01 June 2003
In collaboration with flautist Neil McLaren and a very in-form London Chamber Orchestra under Geoffrey Simon, Ivanova demonstrated that she is a born virtuoso. Her sensitivity, beauty of sound and musicality captured the near-capacity audience, who quickly realized that here is one of the very few harpists who can simultaneously awe and charm. Her totality of technique and temperament was particularly in evidence in a dazzling rendition of Posse's The Carnival of Venice for harp and strings--the world premiere of an arrangement by Paul Sarcich, specially commissioned for the concert. The performance with Neil McLaren of Mozart's Concerto for Flute and Harp was at the same time simple, dazzling and direct--the way Mozart should be.
The sympathetic and rhythmically precise accompaniment by Geoffrey Simon and the orchestra was a key part in the overall enjoyment of this remarkable debut. The two works for strings alone, Corelli's Concerto Grosso Op.6 No.2 and Turina's La Oracion del Torero more than adequately complemented the harp music, as well as demonstrating Simon's gift for clarity and an obvious rapport with his musicians. These qualities were particularly evident in the Turina, a performance full of lyricism and fine colour shadings.
Commentator Edward Johnson wrote:
"The spirit of Stokowski hovered ever so slightly over the Wigmore Hall on 1 June during a London Chamber Orchestra concert presented by the Anglo-Suisse Artistic Foundation [now Swiss Global Artistic Foundation] and the Victor Salvi Foundation.
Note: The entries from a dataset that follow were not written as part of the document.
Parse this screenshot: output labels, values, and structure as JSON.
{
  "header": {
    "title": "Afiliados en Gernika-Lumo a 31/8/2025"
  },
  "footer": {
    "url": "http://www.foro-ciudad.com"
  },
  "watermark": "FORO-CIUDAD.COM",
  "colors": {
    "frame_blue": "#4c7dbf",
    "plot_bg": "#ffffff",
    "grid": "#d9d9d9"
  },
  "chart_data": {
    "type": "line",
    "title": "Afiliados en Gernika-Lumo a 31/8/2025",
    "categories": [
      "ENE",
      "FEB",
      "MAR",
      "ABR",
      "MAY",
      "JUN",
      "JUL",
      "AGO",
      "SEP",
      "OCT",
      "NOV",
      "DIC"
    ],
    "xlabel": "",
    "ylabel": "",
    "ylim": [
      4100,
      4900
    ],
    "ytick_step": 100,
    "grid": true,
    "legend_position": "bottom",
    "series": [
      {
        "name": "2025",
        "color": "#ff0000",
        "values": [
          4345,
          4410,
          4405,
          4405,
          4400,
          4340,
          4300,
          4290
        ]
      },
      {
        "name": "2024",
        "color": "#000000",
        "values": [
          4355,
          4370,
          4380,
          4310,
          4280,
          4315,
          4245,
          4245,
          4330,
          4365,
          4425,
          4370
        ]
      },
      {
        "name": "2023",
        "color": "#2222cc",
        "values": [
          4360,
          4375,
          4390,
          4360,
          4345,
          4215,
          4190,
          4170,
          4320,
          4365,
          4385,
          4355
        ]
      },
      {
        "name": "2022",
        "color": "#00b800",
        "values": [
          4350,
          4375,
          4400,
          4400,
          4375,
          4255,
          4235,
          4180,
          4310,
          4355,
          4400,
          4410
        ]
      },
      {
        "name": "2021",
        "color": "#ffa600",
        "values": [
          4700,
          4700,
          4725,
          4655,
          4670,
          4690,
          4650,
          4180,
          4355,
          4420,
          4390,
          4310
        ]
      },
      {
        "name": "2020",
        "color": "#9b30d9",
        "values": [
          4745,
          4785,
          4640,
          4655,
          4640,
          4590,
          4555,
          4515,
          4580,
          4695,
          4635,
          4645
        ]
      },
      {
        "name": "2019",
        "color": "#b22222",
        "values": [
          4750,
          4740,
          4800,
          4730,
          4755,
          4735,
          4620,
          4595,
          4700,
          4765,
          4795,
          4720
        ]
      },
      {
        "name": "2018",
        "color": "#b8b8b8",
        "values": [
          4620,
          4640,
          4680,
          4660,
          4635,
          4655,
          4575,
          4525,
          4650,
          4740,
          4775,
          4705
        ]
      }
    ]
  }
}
It marked the debut here of the brilliant young Russian harpist Varvara Ivanova. One of her solo numbers was Marcel Grandjany's arrangement of Bach's Toccata and Fugue in D minor, which she played superbly, as she did another dazzling piece--the first performance of Paul Sarcich's virtuoso arrangement for strings and harp of The Carnival of Venice. Geoffrey Simon gave Ivanova sympathetic support in Debussy's Danses sacrée et profane, which had been given its first American recording by Stokowski in 1931. He also conducted a passionate performance of Turina's La Oracion el Torero, music which features in the recent Stokowski "Great Conductors" 2-CD set from IMG Artists."